Tanzania: Listen and Uplift Girl Child, Participants Urge On Global Day

AS the world marks the International Day of the Girl Child yesterday, child advocates have highlighted the need to commit to listening and lifting up a girl's voice.

Too often, their voices are silenced, in households, in schools and in the public sphere through Female Genital Mutilation (FGM), child marriage and other harmful practices.

Speaking at the event to mark the day in Dar es Salaam on Saturday, a Lawyer from Tanzania Women Lawyers Association (TAWLA), Ms Josephine Arnold said as adolescent girls traverse the path from childhood to womanhood, their sexual and reproductive health and rights become even more consequential.

"With a newfound ability and desire to make decisions about their bodies, their lives, and their world, they are speaking up about their needs and their dreams, it is time for us to listen," she said.

Ms Arnold further said with the 2030 Sustainable Development Agenda as a society needs to do better, to ensure that girls are not left behind, "We should not allow anything to derail the future of an entire generation, it's time we redouble our efforts towards a gender-equal world, where every girl has the power to make informed choices about her body and her life,"

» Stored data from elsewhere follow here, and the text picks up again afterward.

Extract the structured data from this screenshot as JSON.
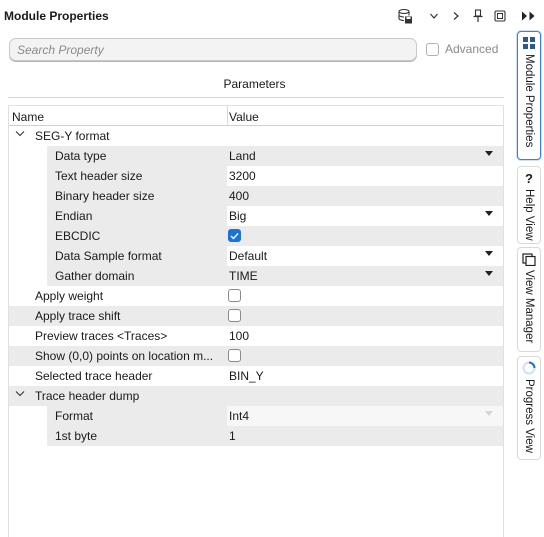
{
  "panel": {
    "title": "Module Properties",
    "search_placeholder": "Search Property",
    "advanced_label": "Advanced",
    "advanced_checked": false,
    "section_title": "Parameters"
  },
  "toolbar_icons": [
    "save-module-icon",
    "chevron-down-icon",
    "chevron-right-icon",
    "pin-icon",
    "popout-icon"
  ],
  "grid": {
    "columns": {
      "name": "Name",
      "value": "Value"
    },
    "rows": [
      {
        "id": "segy-format",
        "label": "SEG-Y format",
        "group": true,
        "expanded": true
      },
      {
        "id": "data-type",
        "label": "Data type",
        "value": "Land",
        "type": "dropdown"
      },
      {
        "id": "text-header-size",
        "label": "Text header size",
        "value": "3200"
      },
      {
        "id": "binary-header-size",
        "label": "Binary header size",
        "value": "400"
      },
      {
        "id": "endian",
        "label": "Endian",
        "value": "Big",
        "type": "dropdown"
      },
      {
        "id": "ebcdic",
        "label": "EBCDIC",
        "type": "checkbox",
        "checked": true
      },
      {
        "id": "data-sample-format",
        "label": "Data Sample format",
        "value": "Default",
        "type": "dropdown"
      },
      {
        "id": "gather-domain",
        "label": "Gather domain",
        "value": "TIME",
        "type": "dropdown"
      },
      {
        "id": "apply-weight",
        "label": "Apply weight",
        "type": "checkbox",
        "checked": false
      },
      {
        "id": "apply-trace-shift",
        "label": "Apply trace shift",
        "type": "checkbox",
        "checked": false
      },
      {
        "id": "preview-traces",
        "label": "Preview traces <Traces>",
        "value": "100"
      },
      {
        "id": "show-points",
        "label": "Show (0,0) points on location m...",
        "type": "checkbox",
        "checked": false
      },
      {
        "id": "selected-trace-header",
        "label": "Selected trace header",
        "value": "BIN_Y"
      },
      {
        "id": "trace-header-dump",
        "label": "Trace header dump",
        "group": true,
        "expanded": true
      },
      {
        "id": "format",
        "label": "Format",
        "value": "Int4",
        "type": "dropdown-disabled"
      },
      {
        "id": "first-byte",
        "label": "1st byte",
        "value": "1"
      }
    ]
  },
  "side_tabs": [
    {
      "label": "Module Properties",
      "icon": "module-properties-icon",
      "active": true
    },
    {
      "label": "Help View",
      "icon": "help-icon",
      "active": false
    },
    {
      "label": "View Manager",
      "icon": "view-manager-icon",
      "active": false
    },
    {
      "label": "Progress View",
      "icon": "progress-icon",
      "active": false
    }
  ],
  "colors": {
    "accent": "#1a73d9",
    "active_tab_border": "#3d7fd6",
    "row_shade": "#ebebeb"
  }
}
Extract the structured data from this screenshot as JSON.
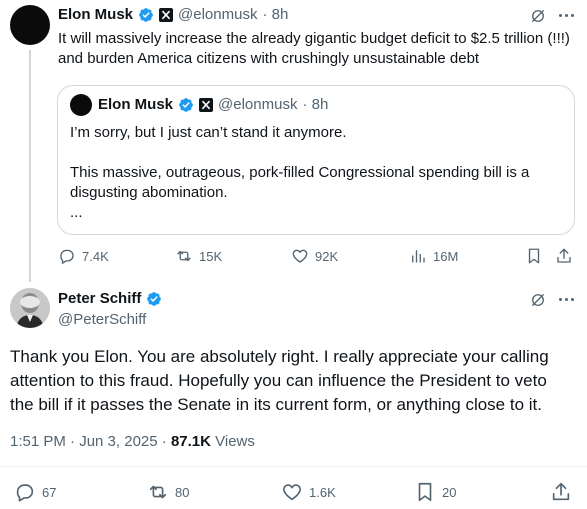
{
  "parent_tweet": {
    "author_name": "Elon Musk",
    "author_handle": "@elonmusk",
    "time": "· 8h",
    "text_line1": "It will massively increase the already gigantic budget deficit to $2.5 trillion (!!!)",
    "text_line2": "and burden America citizens with crushingly unsustainable debt",
    "quote": {
      "author_name": "Elon Musk",
      "author_handle": "@elonmusk",
      "time": "· 8h",
      "line1": "I’m sorry, but I just can’t stand it anymore.",
      "line2": "This massive, outrageous, pork-filled Congressional spending bill is a",
      "line3": "disgusting abomination.",
      "line4": "..."
    },
    "actions": {
      "replies": "7.4K",
      "reposts": "15K",
      "likes": "92K",
      "views": "16M"
    }
  },
  "reply_tweet": {
    "author_name": "Peter Schiff",
    "author_handle": "@PeterSchiff",
    "text_line1": "Thank you Elon. You are absolutely right. I really appreciate your calling",
    "text_line2": "attention to this fraud. Hopefully you can influence the President to veto",
    "text_line3": "the bill if it passes the Senate in its current form, or anything close to it.",
    "timestamp": "1:51 PM · Jun 3, 2025 ·",
    "views_count": "87.1K",
    "views_label": "Views",
    "actions": {
      "replies": "67",
      "reposts": "80",
      "likes": "1.6K",
      "bookmarks": "20"
    }
  },
  "colors": {
    "verified_badge": "#1d9bf0",
    "muted_text": "#536471",
    "border": "#cfd9de"
  }
}
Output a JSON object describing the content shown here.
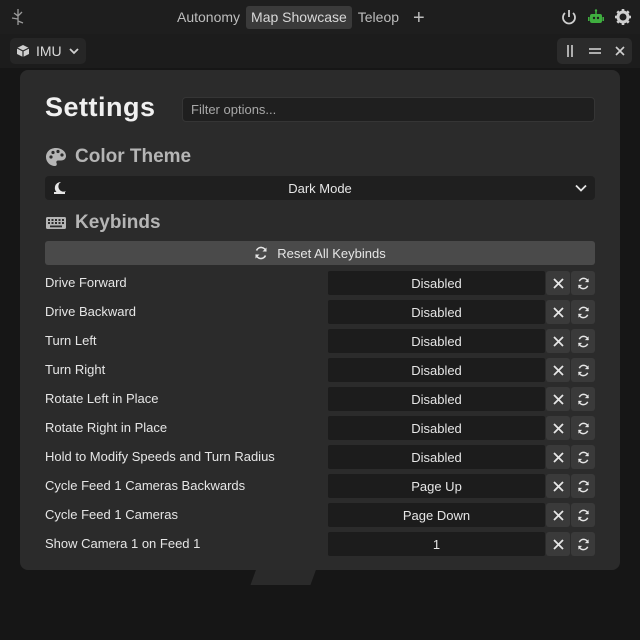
{
  "topbar": {
    "tabs": [
      {
        "label": "Autonomy",
        "active": false
      },
      {
        "label": "Map Showcase",
        "active": true
      },
      {
        "label": "Teleop",
        "active": false
      }
    ],
    "add_tab_label": "+",
    "icons": [
      "power-icon",
      "robot-icon",
      "gear-icon"
    ]
  },
  "subbar": {
    "widget_label": "IMU",
    "controls": [
      "columns-icon",
      "rows-icon",
      "close-icon"
    ]
  },
  "settings": {
    "title": "Settings",
    "filter_placeholder": "Filter options...",
    "color_theme": {
      "heading": "Color Theme",
      "selected": "Dark Mode"
    },
    "keybinds": {
      "heading": "Keybinds",
      "reset_all_label": "Reset All Keybinds",
      "items": [
        {
          "label": "Drive Forward",
          "value": "Disabled"
        },
        {
          "label": "Drive Backward",
          "value": "Disabled"
        },
        {
          "label": "Turn Left",
          "value": "Disabled"
        },
        {
          "label": "Turn Right",
          "value": "Disabled"
        },
        {
          "label": "Rotate Left in Place",
          "value": "Disabled"
        },
        {
          "label": "Rotate Right in Place",
          "value": "Disabled"
        },
        {
          "label": "Hold to Modify Speeds and Turn Radius",
          "value": "Disabled"
        },
        {
          "label": "Cycle Feed 1 Cameras Backwards",
          "value": "Page Up"
        },
        {
          "label": "Cycle Feed 1 Cameras",
          "value": "Page Down"
        },
        {
          "label": "Show Camera 1 on Feed 1",
          "value": "1"
        }
      ]
    }
  },
  "colors": {
    "background": "#161616",
    "panel": "#2b2b2b",
    "accent_green": "#3fae3f"
  }
}
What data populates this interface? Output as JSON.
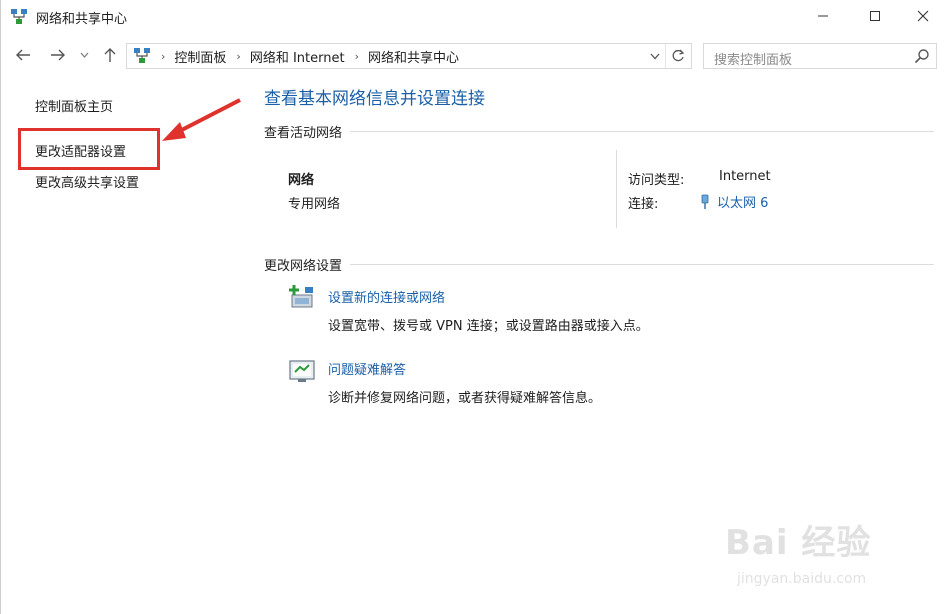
{
  "window": {
    "title": "网络和共享中心",
    "icon": "network-icon"
  },
  "address_bar": {
    "breadcrumbs": [
      "控制面板",
      "网络和 Internet",
      "网络和共享中心"
    ],
    "search_placeholder": "搜索控制面板"
  },
  "left_pane": {
    "links": [
      "控制面板主页",
      "更改适配器设置",
      "更改高级共享设置"
    ],
    "highlighted_link": "更改适配器设置",
    "annotation_color": "#e0322d"
  },
  "main": {
    "title": "查看基本网络信息并设置连接",
    "active_networks_heading": "查看活动网络",
    "network": {
      "name": "网络",
      "category": "专用网络",
      "access_type_label": "访问类型:",
      "access_type_value": "Internet",
      "connections_label": "连接:",
      "connection_value": "以太网 6"
    },
    "change_settings_heading": "更改网络设置",
    "tasks": [
      {
        "icon": "new-connection-icon",
        "link": "设置新的连接或网络",
        "desc": "设置宽带、拨号或 VPN 连接；或设置路由器或接入点。"
      },
      {
        "icon": "troubleshoot-icon",
        "link": "问题疑难解答",
        "desc": "诊断并修复网络问题，或者获得疑难解答信息。"
      }
    ]
  },
  "watermark": {
    "brand": "Bai 经验",
    "url": "jingyan.baidu.com"
  },
  "colors": {
    "link": "#1a5fa8",
    "annotation": "#e0322d"
  }
}
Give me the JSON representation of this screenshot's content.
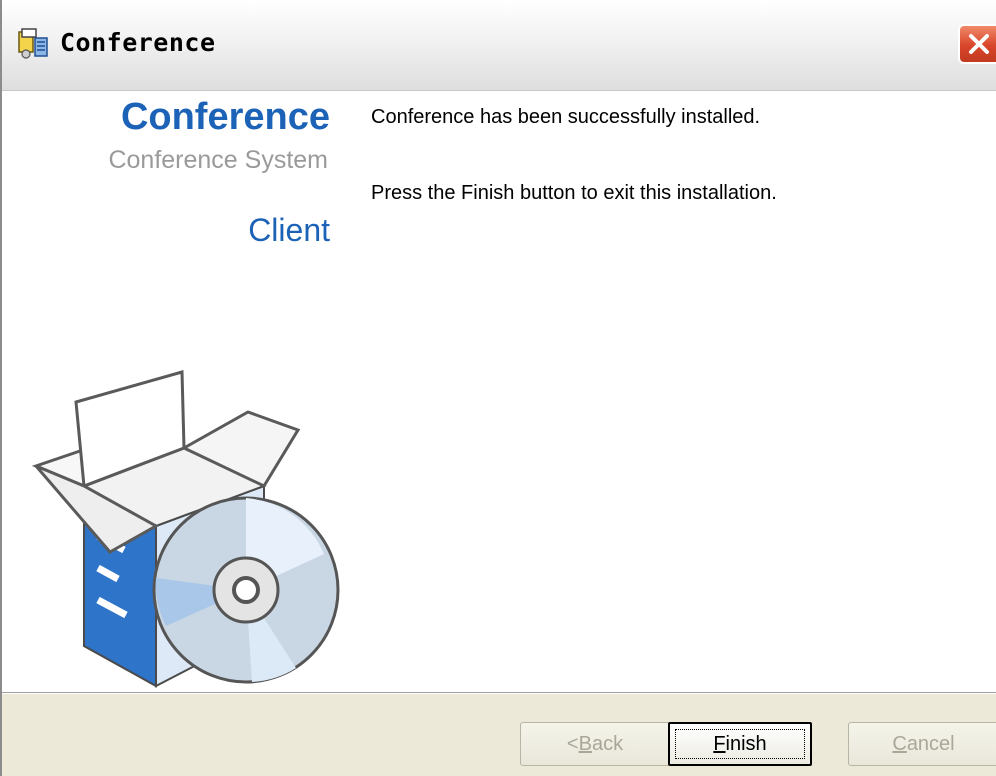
{
  "window": {
    "title": "Conference",
    "icon": "setup-icon",
    "close_icon": "close-icon",
    "close_color": "#d8452a"
  },
  "branding": {
    "product_name": "Conference",
    "product_subtitle": "Conference System",
    "edition": "Client",
    "accent_color": "#1c63b7",
    "artwork": "software-box-with-cd-icon"
  },
  "messages": {
    "line1": "Conference has been successfully installed.",
    "line2": "Press the Finish button to exit this installation."
  },
  "buttons": {
    "back": {
      "prefix": "< ",
      "mnemonic": "B",
      "rest": "ack",
      "enabled": false
    },
    "finish": {
      "mnemonic": "F",
      "rest": "inish",
      "enabled": true,
      "focused": true
    },
    "cancel": {
      "mnemonic": "C",
      "rest": "ancel",
      "enabled": false
    }
  }
}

In 2011, the United Nations General Assembly passed a resolution, adopting 11 October as the International Day of the Girl Child, recognizing girls' rights and the unique challenges girls around the world face realising them.

UNFPA Executive Director, Dr Natalia Kanem, said every girl has the right to speak up and be heard, now, more than ever.

"As we celebrate the International Day of the Girl, we have an unprecedented opportunity to uplift the adolescent girl, to drive progress in our world. As we seek to build back better, and greener and bluer, from the Covid-19 pandemic, we cannot allow a girl's dreams and aspirations to be curtailed, her lost potential costs us all," she said

The Ministry's Information Officer in charge of children's affairs in the Ministry of Health, Community Development, Gender, Elderly and Children, Mr Prudence Costantine, said Tanzania acknowledges the day because every girl child has a voice that can contribute to sustainable development.

He said this year's theme 'My Voice, Our Equal Future' recognises the importance of lifting up adolescent girls' voices, listening to their hopes and visions for a more equal and inclusive world and the need to put them at the centre of development efforts for a more equitable future.